Reilly to spend €569k on managers

Health Minister Dr James Reilly is to spend another €569,000 on management consultants.

Reilly to spend €569k on managers

The move follows a spending of €1.2m on outside experts as part of his drive to reduce waiting lists, and combat the problem of having patients on hospital trolleys.

PA Consulting and the Centre for Diagnostic Management will work with the special delivery unit he created last year to prioritise improved access to hospital care.

A spokesman for Dr Reilly acknowledged “the necessary knowledge base required” by the minister for the unit could not be found in the Department of Health or the HSE.

He said the department had encountered a similar problem last year when they had sought to hire experts in unscheduled surgery planning.

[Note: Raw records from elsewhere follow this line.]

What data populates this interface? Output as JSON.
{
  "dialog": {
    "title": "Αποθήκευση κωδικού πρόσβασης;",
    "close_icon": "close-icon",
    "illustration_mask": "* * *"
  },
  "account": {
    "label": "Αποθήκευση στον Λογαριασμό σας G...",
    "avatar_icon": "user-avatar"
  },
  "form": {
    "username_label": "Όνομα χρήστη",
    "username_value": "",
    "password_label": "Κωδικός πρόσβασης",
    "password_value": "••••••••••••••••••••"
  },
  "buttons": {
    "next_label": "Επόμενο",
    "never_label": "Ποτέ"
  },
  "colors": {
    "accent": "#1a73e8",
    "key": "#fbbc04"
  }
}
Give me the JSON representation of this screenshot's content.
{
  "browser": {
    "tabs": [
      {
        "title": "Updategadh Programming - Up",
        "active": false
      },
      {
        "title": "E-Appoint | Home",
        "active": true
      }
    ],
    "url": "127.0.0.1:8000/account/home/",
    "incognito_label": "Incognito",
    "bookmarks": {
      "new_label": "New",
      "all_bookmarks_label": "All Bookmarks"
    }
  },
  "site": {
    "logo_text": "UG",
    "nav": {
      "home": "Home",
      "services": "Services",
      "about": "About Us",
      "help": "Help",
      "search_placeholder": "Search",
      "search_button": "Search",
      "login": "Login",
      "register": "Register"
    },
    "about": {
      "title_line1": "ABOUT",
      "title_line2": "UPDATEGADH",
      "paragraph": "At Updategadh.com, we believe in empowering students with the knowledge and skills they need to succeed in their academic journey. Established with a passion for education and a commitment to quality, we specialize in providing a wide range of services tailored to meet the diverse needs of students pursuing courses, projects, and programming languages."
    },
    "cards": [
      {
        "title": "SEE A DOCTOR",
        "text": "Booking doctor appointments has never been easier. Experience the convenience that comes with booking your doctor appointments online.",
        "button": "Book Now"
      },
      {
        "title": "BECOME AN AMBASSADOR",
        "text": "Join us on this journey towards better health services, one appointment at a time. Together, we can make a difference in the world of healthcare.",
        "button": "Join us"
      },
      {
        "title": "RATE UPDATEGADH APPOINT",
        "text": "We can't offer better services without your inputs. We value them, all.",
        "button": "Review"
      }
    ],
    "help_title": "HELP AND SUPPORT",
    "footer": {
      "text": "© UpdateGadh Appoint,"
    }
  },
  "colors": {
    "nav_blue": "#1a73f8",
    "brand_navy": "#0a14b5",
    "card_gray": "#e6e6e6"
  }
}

Such skills could not be found within the health department or the HSE and they had been forced to go outside Ireland as “we couldn’t find anyone here”.

Eventually, they put the job out to tender and hired Lis Nixon who — on a contract salary of €164,000 a year — is the director of performance improvement for unscheduled care.

PA and CDM will employ nine and three workers respectively and are expected to have their work finished by the end of this year.

CDM are charged with drawing up a document and training materials which will provide the “rationale, justification and operational approach” which will underpin Dr Reilly’s planned revamp of scheduled treatment in Ireland.

They will also devise models and tools to be used in the overhaul.

PA Consulting will then be charged with visiting hospitals and drawing up a report on their findings.

On top of the €480,000 being spent on Ms Nixon’s salary in the coming years, €730,000 in ex-Vat payments have been earmarked for the unit’s senior adviser Dr Martin Connor, between 2011 and 2014.

Dr Connor will not be working at the Department of Health on a full-time basis as he spends two weeks a month as a research fellow at Stanford University in California.

Last summer, Dr Reilly created the special delivery unit.

The unit — effectively a mini-department within the Department of Health — has an €85m annual budget. It employs 17 people.